For another example of NPR (via a major affiliate, KQED) and Kaiser Health News giving the Corporate Party line on Medicare-for-all, listen to the 14 Sep 2017 broadcast of Forum:
page: https://ww2.kqed.org/forum/2017/09/14/single-payer-health-care-pipe-dream-or-plausible/
archived: https://web.archive.org/web/20170920061059/https://ww2.kqed.org/forum/2017/09/14/single-payer-health-care-pipe-dream-or-plausible/
audio: https://www.kqed.org/.stream/mp3splice/radio/forum/2017/09/Forum20170915aedit.mp3
Forum is KQED’s flagship interview show–think WNYC’s “Brian Lehrer Show.” In this piece, frequent guest host and KQED staffer Rachael Myrow (another graduate of APM’s egregious Marketplace) prompts KHN editor-in-chief Elisabeth Rosenthal to join in a group slam of the Sanders bill. E.g.
* as Rosenthal says (not quite about the Sanders bill) @ ~4:44 “giving people the option to have everything and anything at no cost”
* as Myrow says @ ~10:32: “are we willing to deal with [this] as grownups? Because you see polls where people [say] ‘Single-payer healthcare sounds good to me’ [but] there seems to be a desire, perhaps like Bernie Sanders’ plan, to have it all without paying for it.”

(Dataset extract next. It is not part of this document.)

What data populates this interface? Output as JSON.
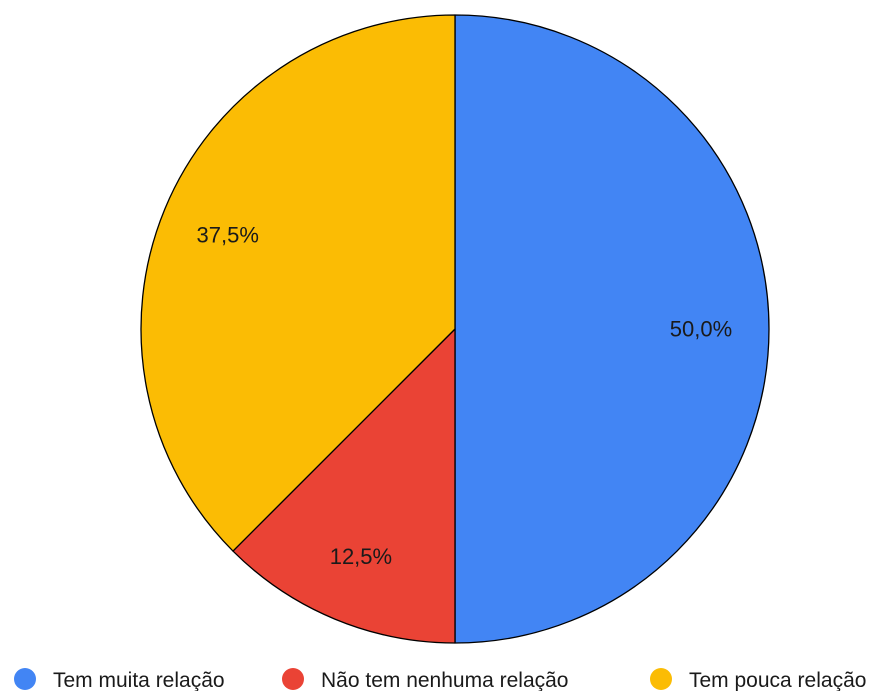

Interestingly, as the piece goes on, Myrow and Rosenthal become more positive about single-payer, particularly about the proposal to gradually decrease the Medicare eligibility age–which they attribute to Hillary Clinton :-) The audio also contains this hilarious exchange at ~20:14:
Rosenthal: “And [US healthcare and finance is] very complicated!”
Myrow: “It’s incredibly complicated! This is like something out of, I dunno, Algebra II”
Great analysis. You are the news worth reading – especially on health care.